Am Samstag stieg ich (schon wieder) in die Katakomben des Antiquariats. Ich war auf der Suche nach Büchern von Hermann Hesse. Die Gesamtausgabe seines Werks hätte ich erstehen können, mit über 14’000 Seiten. Auch die Jubiläumsausgabe zum 100. Geburtstag des Autors, aus dem Suhrkamp-Verlag, war vorhanden. Ich habe mich für Erzählungen, eine Jubiläumsausgabe mit den Romanen „Gertrud“ und „Rosshalde“, ein Taschenbuch „Bäume“ Betrachtungen und Gedichte, und für „Der Lateinschüler“ und „Der Blütenzweig“ entschieden. Im „Lateinschüler“ lag eine Bleistiftzeichnung mit dem Selbstporträt Hesses, aus dem Jahre 1954 (nein, kein Original, ein Druck!).
Die Verfilmung der Erzählung „Die Heimkehr“ hatte ich mir letzte Woche, auf ARD, angesehen und wollte wissen, wie das nun mit der Nähe zur Erzählung aussieht. Es ist ja so eine Sache mit Literaturverfilmungen. Ich denke da bsp.weise an John Steinbecks „Jenseits von Eden“ mit James Dean in der Hauptrolle. Ich erkannte im Film das letzte Drittel des Romans wieder, der Rest blieb auf der Strecke. Als ich vor einigen Jahren „Herr Lehmann“ von Sven Regener gelesen hatte, habe ich viel gelacht, tat mir die Verfilmung dann gar nicht erst an, denn ich wollte mir die Phantasie, die ich beim Lesen entwickelt hatte, bewahren. Romane von Charles Dickens oder Jane Austen wurden x-mal verfilmt (ob gut oder schlecht weiss derjenige, der die Romane gelesen und die Filme gesehen hat). Diese Schriftsteller konnten sich auch gar nicht gegen eine Verfilmung ihrer Werke wehren, wie es Hermann Hesse, Zeit seines Lebens, getan hat. Durchaus verständlich, wenn man nun die Erzählung einmal mit dem Film vergleicht. Wer weiss, ob er nicht entsetzt wäre, weil Vieles neu hinzugefügt wurde.

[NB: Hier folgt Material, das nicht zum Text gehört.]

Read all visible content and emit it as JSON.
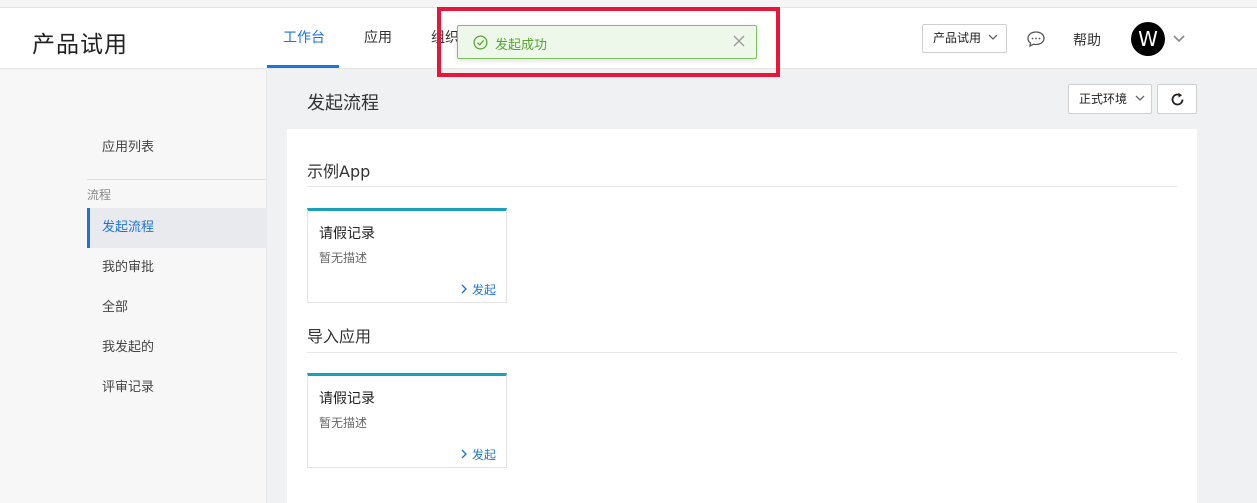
{
  "app": {
    "title": "产品试用"
  },
  "nav": {
    "tabs": [
      {
        "label": "工作台",
        "active": true
      },
      {
        "label": "应用",
        "active": false
      },
      {
        "label": "组织",
        "active": false
      }
    ]
  },
  "header_right": {
    "product_select": "产品试用",
    "help": "帮助",
    "avatar_letter": "W"
  },
  "toast": {
    "message": "发起成功",
    "type": "success",
    "color": "#52a52f"
  },
  "sidebar": {
    "top_item": "应用列表",
    "group_label": "流程",
    "items": [
      {
        "label": "发起流程",
        "active": true
      },
      {
        "label": "我的审批",
        "active": false
      },
      {
        "label": "全部",
        "active": false
      },
      {
        "label": "我发起的",
        "active": false
      },
      {
        "label": "评审记录",
        "active": false
      }
    ]
  },
  "main": {
    "title": "发起流程",
    "env_select": "正式环境",
    "sections": [
      {
        "title": "示例App",
        "cards": [
          {
            "title": "请假记录",
            "desc": "暂无描述",
            "action": "发起"
          }
        ]
      },
      {
        "title": "导入应用",
        "cards": [
          {
            "title": "请假记录",
            "desc": "暂无描述",
            "action": "发起"
          }
        ]
      }
    ]
  },
  "colors": {
    "accent": "#1e74d8",
    "card_top": "#1ba0b9",
    "highlight": "#e8163a"
  }
}
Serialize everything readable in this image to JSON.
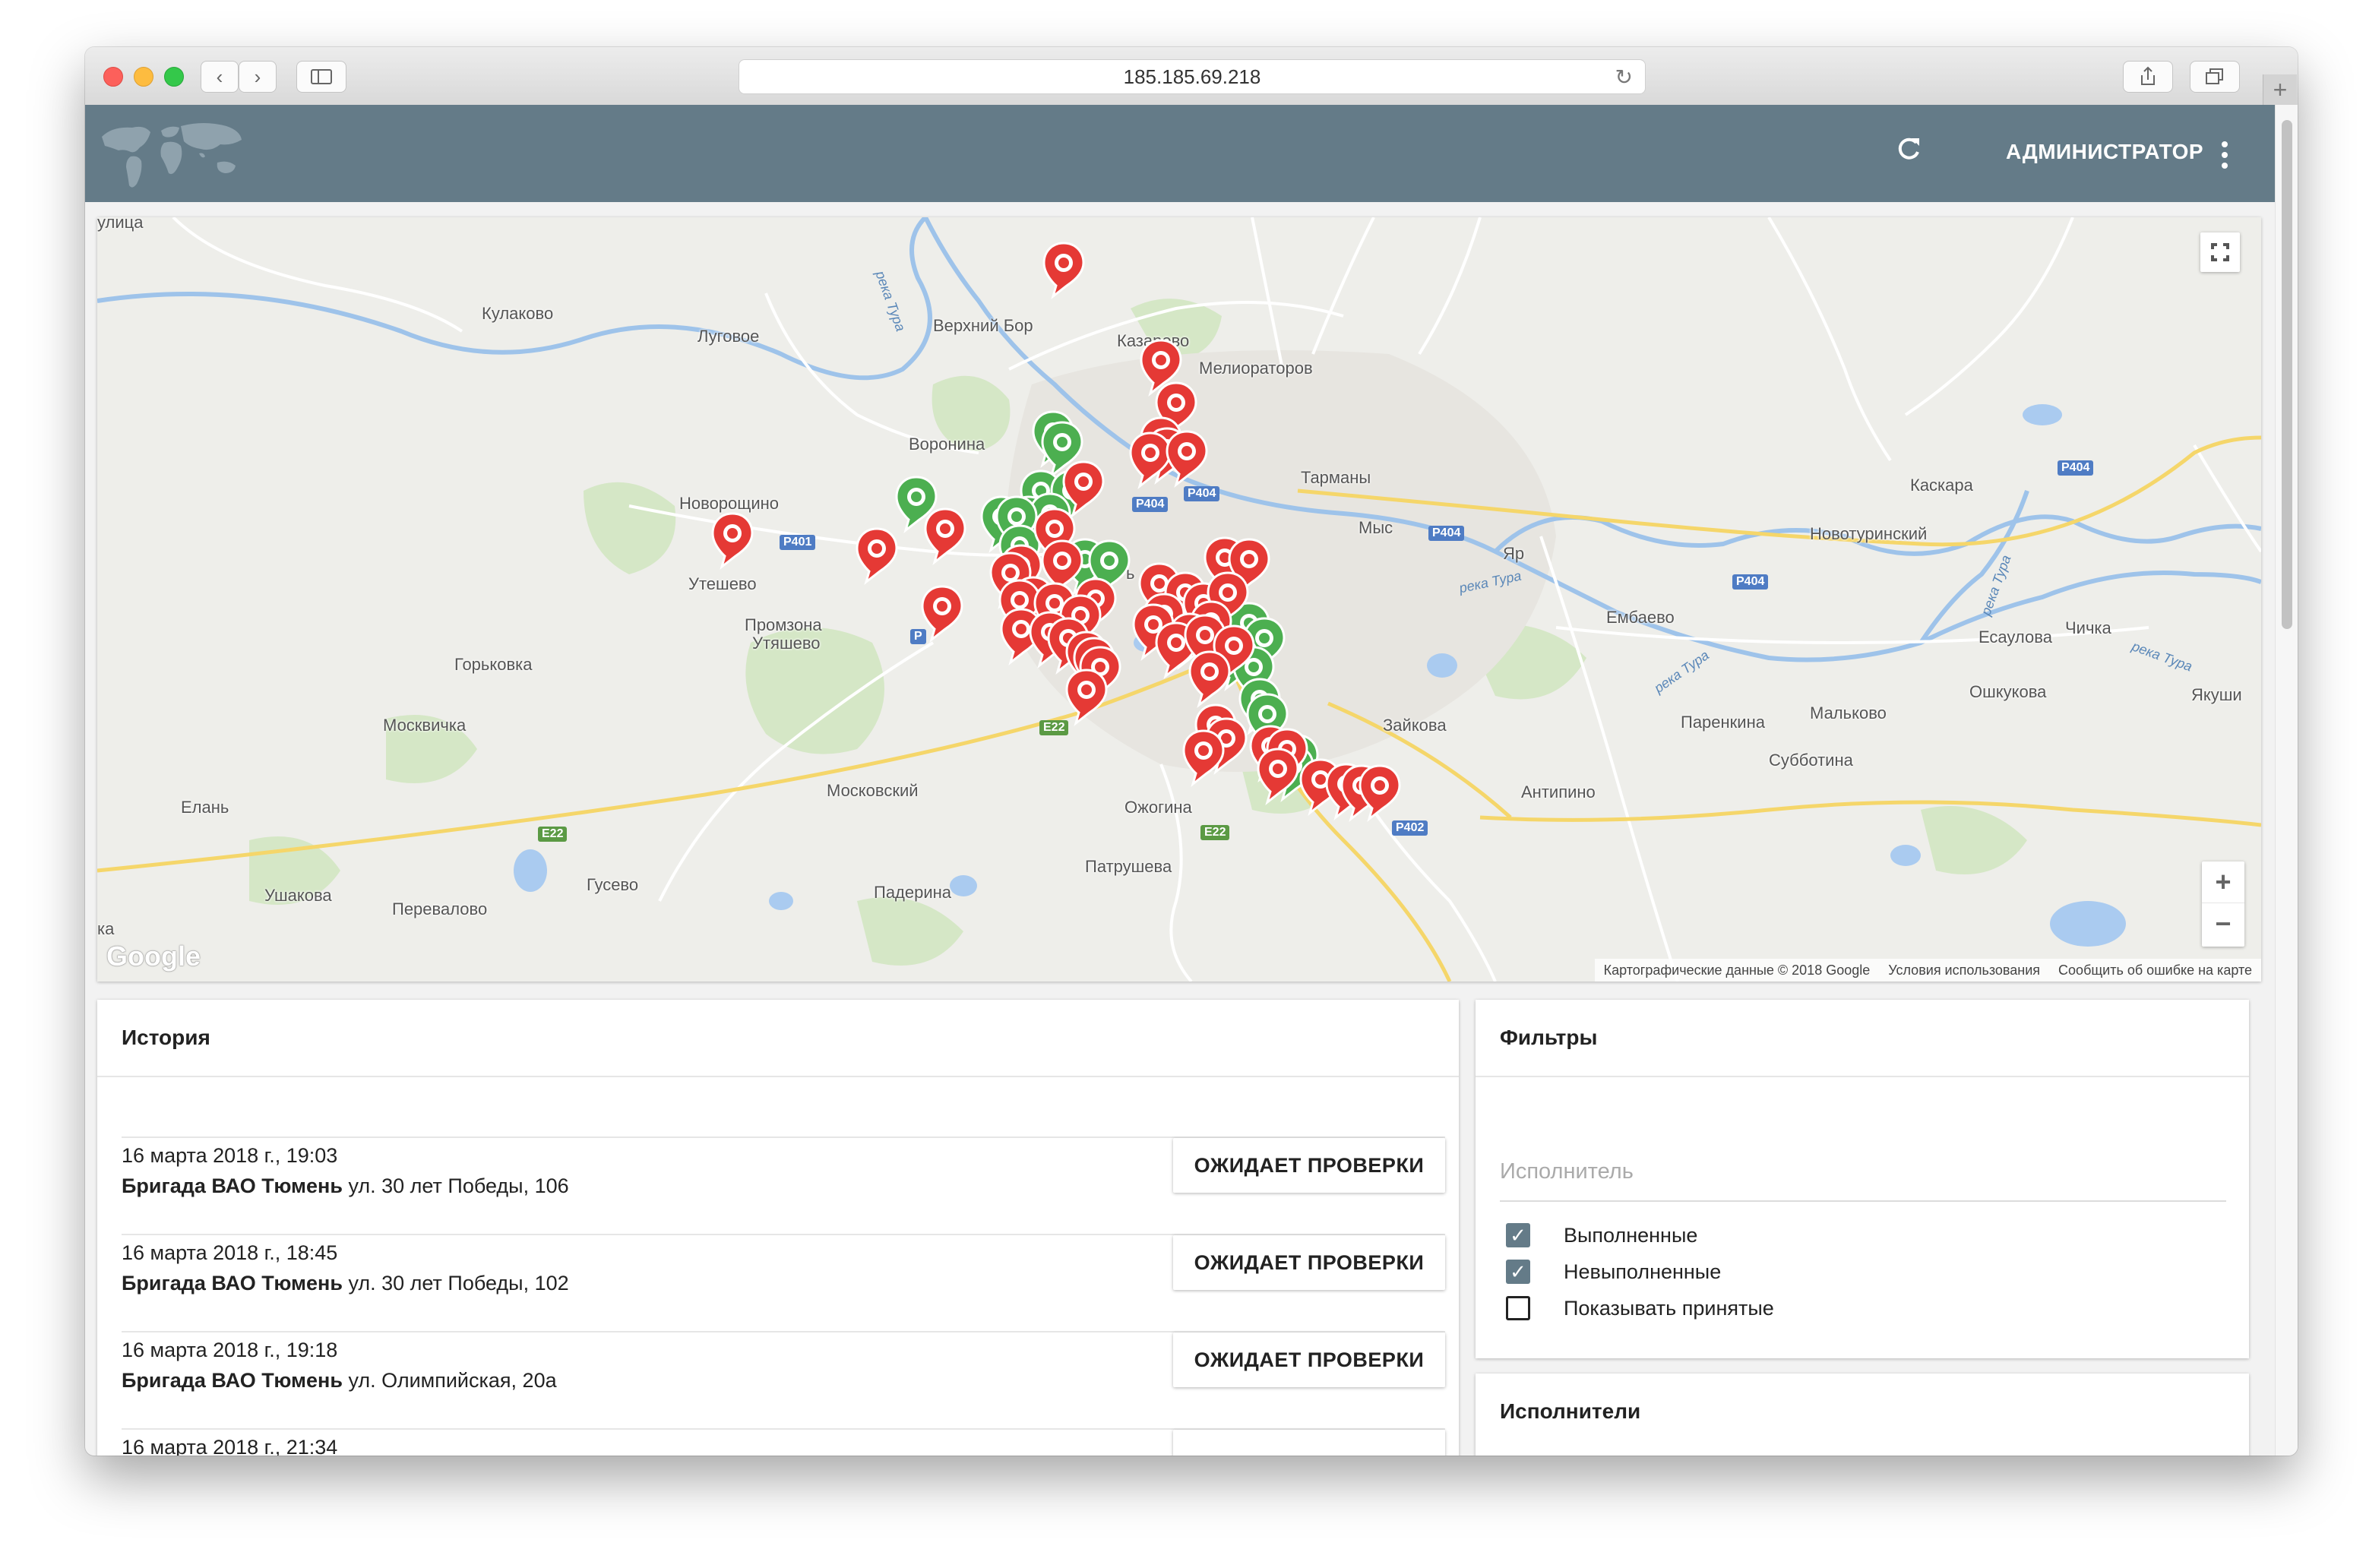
{
  "browser": {
    "url": "185.185.69.218"
  },
  "header": {
    "user_label": "АДМИНИСТРАТОР"
  },
  "map": {
    "places": [
      "улица",
      "Кулаково",
      "Луговое",
      "Верхний Бор",
      "Казарово",
      "Мелиораторов",
      "Воронина",
      "Новорощино",
      "Тарманы",
      "Мыс",
      "Каскара",
      "Новотуринский",
      "Утешево",
      "Яр",
      "Промзона",
      "Утяшево",
      "Горьковка",
      "Ембаево",
      "Есаулова",
      "Чичка",
      "Москвичка",
      "Ошкукова",
      "Якуши",
      "Паренкина",
      "Мальково",
      "Зайкова",
      "Субботина",
      "Московский",
      "Елань",
      "Антипино",
      "Ожогина",
      "Ушакова",
      "Гусево",
      "Перевалово",
      "Падерина",
      "Патрушева",
      "ка",
      "ь"
    ],
    "rivers": [
      "река Тура",
      "река Тура",
      "река Тура",
      "река Тура",
      "река Тура"
    ],
    "roads": [
      "Р401",
      "Р404",
      "Р404",
      "Р404",
      "Р404",
      "Р404",
      "E22",
      "E22",
      "E22",
      "Р402",
      "Р"
    ],
    "markers_red": 49,
    "markers_green": 14,
    "zoom_in": "+",
    "zoom_out": "−",
    "google": "Google",
    "attribution": {
      "data": "Картографические данные © 2018 Google",
      "terms": "Условия использования",
      "report": "Сообщить об ошибке на карте"
    },
    "colors": {
      "red_marker": "#e53935",
      "green_marker": "#4caf50"
    }
  },
  "history": {
    "title": "История",
    "items": [
      {
        "date": "16 марта 2018 г., 19:03",
        "team": "Бригада ВАО Тюмень",
        "address": "ул. 30 лет Победы, 106",
        "status": "ОЖИДАЕТ ПРОВЕРКИ"
      },
      {
        "date": "16 марта 2018 г., 18:45",
        "team": "Бригада ВАО Тюмень",
        "address": "ул. 30 лет Победы, 102",
        "status": "ОЖИДАЕТ ПРОВЕРКИ"
      },
      {
        "date": "16 марта 2018 г., 19:18",
        "team": "Бригада ВАО Тюмень",
        "address": "ул. Олимпийская, 20а",
        "status": "ОЖИДАЕТ ПРОВЕРКИ"
      },
      {
        "date": "16 марта 2018 г., 21:34"
      }
    ]
  },
  "filters": {
    "title": "Фильтры",
    "executor_placeholder": "Исполнитель",
    "options": [
      {
        "label": "Выполненные",
        "checked": true
      },
      {
        "label": "Невыполненные",
        "checked": true
      },
      {
        "label": "Показывать принятые",
        "checked": false
      }
    ]
  },
  "executors": {
    "title": "Исполнители"
  }
}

Aus dem Heimkehrer August Schlotterbeck, in seine Geburtsstadt Gerbersau, wurde im Film August Staudenmeyer. Den Jugendfreund Mohrle, dem er schon bald im Gasthaus begegnet, existiert im Buch überhaupt nicht. Der verstorbene Ehemann der Witwe Entriss war in Tat und Wahrheit nicht Fabrikant, sondern Gerichtsvollzieher. Die Schwägerin der Witwe kommt ebenfalls nicht im Feuer um, sondern wird tatsächlich in eine Anstalt überführt. Über die Witwe wurde auch in der Erzählung Schlechtes nachgesagt, aber nicht, dass sie eine Hure sei, und die eifersüchtige Ehefrau des Bürgermeisters, der der Witwe nachstellt, kommt ebenfalls nicht vor. August Schlotterbeck wohnt in einem Häuschen neben der Witwe und hat freie Bahn, was das Werben um Frau Entriss betrifft, denn da ist kein „Mohrle“, der ebenfalls an der Frau interessiert wäre.
Hätte ich „Die Heimkehr“ gelesen, bevor ich mir den Film angeschaut hätte, wäre ich doch sehr erstaunt gewesen, was aus dieser Geschichte geworden ist. Der Regisseur Jo Baier hat mit vollen Händen aus seiner Phantasie geschöpft. Er hat dies sicher getan, damit der Fernsehfilm neunzig Minuten lang werden konnte und durch die neuen Personen und eine abgeänderte Handlung Spannung erzeugt wurde. Hätte sich Baier exakt an die Erzählung gehalten, viele Zuschauer hätten vielleicht weggezappt. Der Film vermittelt nicht dasselbe wie die Erzählung.
Ja, so ist das mit Verfilmungen von Romanen und Erzählungen, entweder man wird vom Film oder vom Buch enttäuscht. Deshalb mute ich mir in den meisten Fällen die Verfilmung einer Literaturvorlage nicht zu, wenn ich das Buch bereits gelesen habe, denn mein Kopf hat beim Lesen einen ganz anderen Film gedreht. In den meisten Fällen würde ich sicher enttäuscht. Einen guten Artikel zu einer erneuten Literaturverfilmung, „Am Hang“ von Markus Werner, hat vor einigen Tagen die NZZ gedruckt und ist auch online nachzulesen.
Wie seht ihr das? Schaut ihr euch Literaturverfilmungen an oder lest ihr, nachdem ihr eine Verfilmung gesehen habt, auch das Buch? Kennt jemand diese Erzählung ebenfalls und was ist eure Meinung dazu?